Do I have your permission for a few minutes to do some truth-talking? I hear so much talk about credit scores. People think their financial life revolves around their credit score - a number. If their credit score is low, they feel shame and humiliation. If their credit score is high, they feel confident and proud. I even heard one woman say that she wanted an 850 credit score (a perfect score) because that showed that she was “ethical” and had “integrity”. Uh, what?
Here’s some real talk about your credit score.
Your credit score is determined by an algorithm set by two companies. The Fair Isaac Corporation (FICO), which is why it’s called a “FICO Score”, and VantageScore. Both firms build and update these algorithms. Your credit score changes all the time and you could even have two different credit scores at the same time, depending on what “model” was used (there are several). Whether you are applying for a credit card, home loan, or car loan will determine which “scorecard” a bank uses. A “model” is the specifics of the algorithm used to build your score. An example of this is how they calculate in the algorithm a lofty student loan, versus a missed credit card payment.
Within these “models”, VantageScore and FICO create slightly different custom versions of the scorecard for each lender. There are versions for getting a credit card that are slightly different than the ones used for getting a car loan. A bank issuing a credit card wants the most accurate information possible on whether a customer will pay his bills, not whether he will pay his mortgage. Your credit score is just a number that answers this question for your lender: “What is the likelihood that this consumer is going to be delinquent on this debt within the next 24 months?”

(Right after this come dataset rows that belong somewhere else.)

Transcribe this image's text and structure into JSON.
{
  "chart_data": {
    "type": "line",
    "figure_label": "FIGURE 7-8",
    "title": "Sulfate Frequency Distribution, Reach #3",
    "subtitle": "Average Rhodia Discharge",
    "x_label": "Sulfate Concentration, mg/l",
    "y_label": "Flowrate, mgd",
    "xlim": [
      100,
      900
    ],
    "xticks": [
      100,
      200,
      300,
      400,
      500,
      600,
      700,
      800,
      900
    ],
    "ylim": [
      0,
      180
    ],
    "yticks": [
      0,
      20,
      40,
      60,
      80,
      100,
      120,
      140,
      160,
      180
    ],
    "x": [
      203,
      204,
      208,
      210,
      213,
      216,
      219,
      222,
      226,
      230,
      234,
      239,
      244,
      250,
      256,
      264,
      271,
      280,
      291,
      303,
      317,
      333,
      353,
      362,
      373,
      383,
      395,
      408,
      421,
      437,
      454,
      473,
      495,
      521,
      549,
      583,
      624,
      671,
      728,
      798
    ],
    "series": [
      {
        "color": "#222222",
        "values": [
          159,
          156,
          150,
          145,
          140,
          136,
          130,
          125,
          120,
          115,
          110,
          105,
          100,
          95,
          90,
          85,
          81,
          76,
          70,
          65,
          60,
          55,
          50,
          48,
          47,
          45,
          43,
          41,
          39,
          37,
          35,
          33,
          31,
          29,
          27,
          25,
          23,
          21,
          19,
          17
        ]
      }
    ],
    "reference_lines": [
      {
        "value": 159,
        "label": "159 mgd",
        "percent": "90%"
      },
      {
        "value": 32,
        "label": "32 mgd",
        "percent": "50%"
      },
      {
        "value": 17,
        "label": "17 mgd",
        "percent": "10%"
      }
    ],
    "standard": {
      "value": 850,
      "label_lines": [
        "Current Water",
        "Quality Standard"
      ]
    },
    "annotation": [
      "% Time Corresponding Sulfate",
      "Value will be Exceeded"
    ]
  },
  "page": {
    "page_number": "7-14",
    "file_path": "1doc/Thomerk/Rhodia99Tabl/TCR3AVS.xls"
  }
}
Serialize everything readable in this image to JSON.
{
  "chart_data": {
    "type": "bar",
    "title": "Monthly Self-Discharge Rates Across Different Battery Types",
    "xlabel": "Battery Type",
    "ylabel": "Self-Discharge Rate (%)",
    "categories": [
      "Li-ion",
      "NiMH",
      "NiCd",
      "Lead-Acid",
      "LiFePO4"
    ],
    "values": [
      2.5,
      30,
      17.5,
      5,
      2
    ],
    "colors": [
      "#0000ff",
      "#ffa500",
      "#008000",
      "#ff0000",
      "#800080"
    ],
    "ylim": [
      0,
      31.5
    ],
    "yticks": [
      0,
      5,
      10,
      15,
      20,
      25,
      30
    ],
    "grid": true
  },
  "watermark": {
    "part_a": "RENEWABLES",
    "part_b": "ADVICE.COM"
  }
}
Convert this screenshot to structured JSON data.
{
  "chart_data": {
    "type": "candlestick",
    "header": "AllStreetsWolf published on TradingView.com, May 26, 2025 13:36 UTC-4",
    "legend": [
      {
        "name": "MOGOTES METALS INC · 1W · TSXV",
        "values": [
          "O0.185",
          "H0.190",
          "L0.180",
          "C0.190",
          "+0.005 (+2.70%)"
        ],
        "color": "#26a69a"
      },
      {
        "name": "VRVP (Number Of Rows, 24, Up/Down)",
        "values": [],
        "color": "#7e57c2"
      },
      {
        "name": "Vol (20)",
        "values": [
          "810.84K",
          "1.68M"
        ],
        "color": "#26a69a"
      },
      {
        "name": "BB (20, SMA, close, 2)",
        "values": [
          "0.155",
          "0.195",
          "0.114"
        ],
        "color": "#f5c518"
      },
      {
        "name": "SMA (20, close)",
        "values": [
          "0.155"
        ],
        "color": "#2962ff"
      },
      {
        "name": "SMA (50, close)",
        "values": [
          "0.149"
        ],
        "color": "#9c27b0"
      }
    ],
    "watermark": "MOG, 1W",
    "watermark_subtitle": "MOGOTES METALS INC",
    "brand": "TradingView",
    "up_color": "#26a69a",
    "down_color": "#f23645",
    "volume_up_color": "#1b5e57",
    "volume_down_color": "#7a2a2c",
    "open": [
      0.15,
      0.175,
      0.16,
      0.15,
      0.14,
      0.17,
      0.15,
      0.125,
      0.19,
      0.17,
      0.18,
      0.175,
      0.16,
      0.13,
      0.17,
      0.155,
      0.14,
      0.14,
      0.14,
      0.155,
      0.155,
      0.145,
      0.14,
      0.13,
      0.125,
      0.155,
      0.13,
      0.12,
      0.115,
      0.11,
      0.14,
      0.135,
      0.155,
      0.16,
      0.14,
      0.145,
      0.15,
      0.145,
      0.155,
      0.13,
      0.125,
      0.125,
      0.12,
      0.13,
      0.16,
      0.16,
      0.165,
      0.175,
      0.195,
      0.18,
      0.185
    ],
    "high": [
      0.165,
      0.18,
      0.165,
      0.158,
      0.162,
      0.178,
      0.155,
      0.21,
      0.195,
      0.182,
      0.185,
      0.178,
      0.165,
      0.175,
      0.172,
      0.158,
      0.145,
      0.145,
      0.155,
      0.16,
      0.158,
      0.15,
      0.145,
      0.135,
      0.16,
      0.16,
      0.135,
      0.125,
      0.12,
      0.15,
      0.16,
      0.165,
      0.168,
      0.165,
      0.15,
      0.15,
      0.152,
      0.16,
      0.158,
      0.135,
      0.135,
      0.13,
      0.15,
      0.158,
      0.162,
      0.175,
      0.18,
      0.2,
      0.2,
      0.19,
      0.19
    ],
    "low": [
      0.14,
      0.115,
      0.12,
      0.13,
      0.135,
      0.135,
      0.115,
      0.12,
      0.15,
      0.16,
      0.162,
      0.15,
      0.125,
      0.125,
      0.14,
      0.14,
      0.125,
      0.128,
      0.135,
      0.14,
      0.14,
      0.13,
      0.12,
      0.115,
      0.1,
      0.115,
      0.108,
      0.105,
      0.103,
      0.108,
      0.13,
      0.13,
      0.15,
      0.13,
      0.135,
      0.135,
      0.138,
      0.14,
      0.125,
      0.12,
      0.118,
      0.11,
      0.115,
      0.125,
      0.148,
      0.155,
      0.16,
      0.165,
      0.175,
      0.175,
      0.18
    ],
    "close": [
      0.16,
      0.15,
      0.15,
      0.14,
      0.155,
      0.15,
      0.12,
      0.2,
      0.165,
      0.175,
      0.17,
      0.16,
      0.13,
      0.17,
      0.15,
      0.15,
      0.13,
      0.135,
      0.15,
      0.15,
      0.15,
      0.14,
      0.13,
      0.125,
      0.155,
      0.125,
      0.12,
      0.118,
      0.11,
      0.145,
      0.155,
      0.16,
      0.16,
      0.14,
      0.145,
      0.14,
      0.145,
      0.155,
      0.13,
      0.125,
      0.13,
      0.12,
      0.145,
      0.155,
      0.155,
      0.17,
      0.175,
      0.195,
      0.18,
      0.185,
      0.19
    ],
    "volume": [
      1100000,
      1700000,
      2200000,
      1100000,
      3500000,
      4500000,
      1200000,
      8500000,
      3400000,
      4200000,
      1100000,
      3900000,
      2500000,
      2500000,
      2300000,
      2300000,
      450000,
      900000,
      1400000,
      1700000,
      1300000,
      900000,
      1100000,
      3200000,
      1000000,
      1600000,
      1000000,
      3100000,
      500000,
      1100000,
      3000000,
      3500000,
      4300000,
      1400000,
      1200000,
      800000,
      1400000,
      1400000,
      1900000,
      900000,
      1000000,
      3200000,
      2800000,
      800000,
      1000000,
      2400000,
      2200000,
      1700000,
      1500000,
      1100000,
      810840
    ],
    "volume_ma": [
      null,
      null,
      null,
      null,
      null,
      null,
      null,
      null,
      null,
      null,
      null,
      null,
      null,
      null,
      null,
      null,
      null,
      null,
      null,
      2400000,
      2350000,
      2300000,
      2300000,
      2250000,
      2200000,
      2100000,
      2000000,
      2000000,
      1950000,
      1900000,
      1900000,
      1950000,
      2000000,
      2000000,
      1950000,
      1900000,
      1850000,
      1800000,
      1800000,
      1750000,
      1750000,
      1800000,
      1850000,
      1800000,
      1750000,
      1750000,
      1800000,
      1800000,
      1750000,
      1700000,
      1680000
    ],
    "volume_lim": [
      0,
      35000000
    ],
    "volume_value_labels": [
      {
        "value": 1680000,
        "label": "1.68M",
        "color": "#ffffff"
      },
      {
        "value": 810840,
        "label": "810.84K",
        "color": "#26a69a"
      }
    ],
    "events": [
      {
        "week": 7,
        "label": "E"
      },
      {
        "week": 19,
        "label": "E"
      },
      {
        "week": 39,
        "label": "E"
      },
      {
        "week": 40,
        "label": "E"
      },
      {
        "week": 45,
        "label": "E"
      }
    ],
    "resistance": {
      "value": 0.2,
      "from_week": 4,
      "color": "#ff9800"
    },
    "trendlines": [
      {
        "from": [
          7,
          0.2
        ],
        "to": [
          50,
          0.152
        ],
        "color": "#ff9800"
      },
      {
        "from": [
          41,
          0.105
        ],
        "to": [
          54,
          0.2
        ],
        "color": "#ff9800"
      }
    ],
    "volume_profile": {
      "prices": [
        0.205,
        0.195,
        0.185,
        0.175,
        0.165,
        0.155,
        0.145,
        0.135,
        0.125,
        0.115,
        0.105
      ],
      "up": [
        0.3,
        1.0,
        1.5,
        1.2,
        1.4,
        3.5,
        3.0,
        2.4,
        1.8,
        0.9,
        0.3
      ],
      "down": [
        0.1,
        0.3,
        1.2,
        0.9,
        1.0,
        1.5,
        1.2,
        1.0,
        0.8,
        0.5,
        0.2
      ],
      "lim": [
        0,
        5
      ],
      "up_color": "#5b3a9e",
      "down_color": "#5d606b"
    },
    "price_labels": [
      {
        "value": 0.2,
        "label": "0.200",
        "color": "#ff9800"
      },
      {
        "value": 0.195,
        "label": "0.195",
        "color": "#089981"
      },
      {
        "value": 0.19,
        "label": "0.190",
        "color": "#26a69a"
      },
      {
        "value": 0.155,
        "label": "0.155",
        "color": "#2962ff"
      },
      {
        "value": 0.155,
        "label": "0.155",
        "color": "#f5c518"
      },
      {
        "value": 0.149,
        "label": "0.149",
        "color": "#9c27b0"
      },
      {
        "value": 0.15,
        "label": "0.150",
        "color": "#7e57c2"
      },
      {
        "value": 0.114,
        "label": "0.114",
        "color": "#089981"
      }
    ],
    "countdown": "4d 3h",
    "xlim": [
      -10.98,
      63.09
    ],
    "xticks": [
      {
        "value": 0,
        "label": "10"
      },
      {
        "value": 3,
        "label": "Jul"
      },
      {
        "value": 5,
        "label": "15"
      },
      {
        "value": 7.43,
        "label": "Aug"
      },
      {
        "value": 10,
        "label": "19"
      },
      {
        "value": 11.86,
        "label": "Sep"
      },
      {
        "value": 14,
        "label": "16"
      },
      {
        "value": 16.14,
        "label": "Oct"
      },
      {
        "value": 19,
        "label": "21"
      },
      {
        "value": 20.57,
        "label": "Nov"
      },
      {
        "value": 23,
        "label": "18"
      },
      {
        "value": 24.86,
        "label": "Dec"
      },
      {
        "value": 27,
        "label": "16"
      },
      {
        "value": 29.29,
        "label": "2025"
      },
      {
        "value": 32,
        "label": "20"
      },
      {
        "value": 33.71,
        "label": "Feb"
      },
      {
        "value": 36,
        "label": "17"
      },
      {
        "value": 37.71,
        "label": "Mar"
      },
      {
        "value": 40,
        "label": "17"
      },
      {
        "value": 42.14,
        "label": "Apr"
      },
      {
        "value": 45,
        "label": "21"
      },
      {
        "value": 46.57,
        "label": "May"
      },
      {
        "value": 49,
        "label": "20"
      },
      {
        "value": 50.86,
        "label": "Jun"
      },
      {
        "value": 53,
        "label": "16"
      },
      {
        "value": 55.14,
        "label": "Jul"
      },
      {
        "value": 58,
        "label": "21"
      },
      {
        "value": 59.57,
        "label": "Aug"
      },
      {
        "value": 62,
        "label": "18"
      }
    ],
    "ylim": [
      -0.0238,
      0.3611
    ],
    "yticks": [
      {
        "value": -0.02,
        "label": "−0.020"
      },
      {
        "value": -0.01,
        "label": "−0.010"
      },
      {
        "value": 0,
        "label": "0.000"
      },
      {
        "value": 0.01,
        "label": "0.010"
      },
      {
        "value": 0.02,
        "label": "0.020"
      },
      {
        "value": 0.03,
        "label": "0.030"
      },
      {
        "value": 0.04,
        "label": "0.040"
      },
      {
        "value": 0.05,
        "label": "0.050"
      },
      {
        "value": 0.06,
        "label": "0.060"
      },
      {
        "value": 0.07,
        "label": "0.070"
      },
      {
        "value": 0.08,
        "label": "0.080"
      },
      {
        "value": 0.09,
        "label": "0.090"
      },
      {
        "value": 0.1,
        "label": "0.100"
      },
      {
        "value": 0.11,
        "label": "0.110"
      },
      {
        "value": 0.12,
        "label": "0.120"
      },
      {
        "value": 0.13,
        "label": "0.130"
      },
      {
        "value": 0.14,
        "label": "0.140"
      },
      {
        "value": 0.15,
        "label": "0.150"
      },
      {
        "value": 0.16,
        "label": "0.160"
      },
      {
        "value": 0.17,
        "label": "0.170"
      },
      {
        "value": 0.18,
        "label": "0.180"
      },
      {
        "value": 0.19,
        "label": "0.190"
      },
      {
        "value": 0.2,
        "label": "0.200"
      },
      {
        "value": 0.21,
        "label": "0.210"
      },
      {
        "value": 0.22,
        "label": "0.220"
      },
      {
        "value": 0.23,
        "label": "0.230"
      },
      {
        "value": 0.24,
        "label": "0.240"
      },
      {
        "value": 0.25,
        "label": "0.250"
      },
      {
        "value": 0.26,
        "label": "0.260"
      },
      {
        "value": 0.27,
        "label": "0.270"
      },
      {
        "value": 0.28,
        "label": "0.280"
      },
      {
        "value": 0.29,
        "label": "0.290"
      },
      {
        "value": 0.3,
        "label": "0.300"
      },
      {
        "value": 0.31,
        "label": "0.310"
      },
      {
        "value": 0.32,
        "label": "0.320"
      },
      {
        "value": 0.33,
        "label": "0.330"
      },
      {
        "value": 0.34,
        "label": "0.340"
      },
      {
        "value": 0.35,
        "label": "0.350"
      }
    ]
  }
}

Your credit score can change daily, depending on several factors. Don’t be so obsessed about the exact number of your credit score if it drops a few points overnight. It can also vary across the three main credit reporting agencies, Experian, Equifax and TransUnion.
Here are some factors used in determining your credit score:
1) Payment History (35%)
2) Amount Owed (30%)
3) Length of Credit (15%)
4) New Credit (10%)
5) Types of Credit (10%)
There are also three important things you should know:
1) Credit agencies only go back seven years. Your account information is removed from your credit report seven years after the last activity on that account, with these exceptions:
a) If you’ve filed for Bankruptcy, this will take 10 years to fall off your report.
b) If you become delinquent with your student loan, it never drops off your credit report. The only way to get that off your credit report is to pay off the loan, then make sure that the collection agency notifies the credit bureaus that you have paid it off so they can remove it from your report.
When it comes to mortgages, a 740+ score qualifies you for super prime rates, which are the best rates, and the same rates you would get with an 800+ credit score. (Again, this is a general statement and some lenders may have different requirements.)
Unless you are a millionaire or financially free and can pay cash for your homes and cars (and everything else for that matter), you need a credit score. So let’s look at some credit score myths.
Myth: “I must strive to reach the ‘perfect’ score.” Or, “The higher the score the better.”
Truth: Some people strive to get to that 820 - 850 mark. My boyfriend and I even had a competition to see whose score was higher every month. The thing is, there’s such a thing as a too perfect score. Credit card companies don’t want you to be perfect. If you have a perfect score, it’s likely you don’t have many credit cards, and you have had the same card for decades and don’t really use it. They won’t make any money off of you. Sure, they’ll issue you a card...gladly. But your limit most likely will not be as high as someone with a 760 score.
Myth: ”I can help you remove your collections, inquiries, tax liens, student loans, bankruptcy, and late payments!” (From a credit repair company).
Truth: Beware of credit clean-up scams. The ONLY information that may be legally removed from a credit report is inaccurate information.
The truth is, low credit scores can affect your ability to buy a home or a car. It even affects your car insurance rates, and may also affect your ability to get a specific job. So your credit score does matter, but it doesn’t have to be “perfect”. If you aim for a 740 - 760 score, you will most likely have the same interest rates as someone with an 800+ score.
If you are not sure what your credit score currently is, you can check out Credit Karma. Use the tool, but be aware of their "you need 17 credit cards to boost your score" philosophy. How do you think they're making their money offering a "free" tool for you to use? Don't fall for it.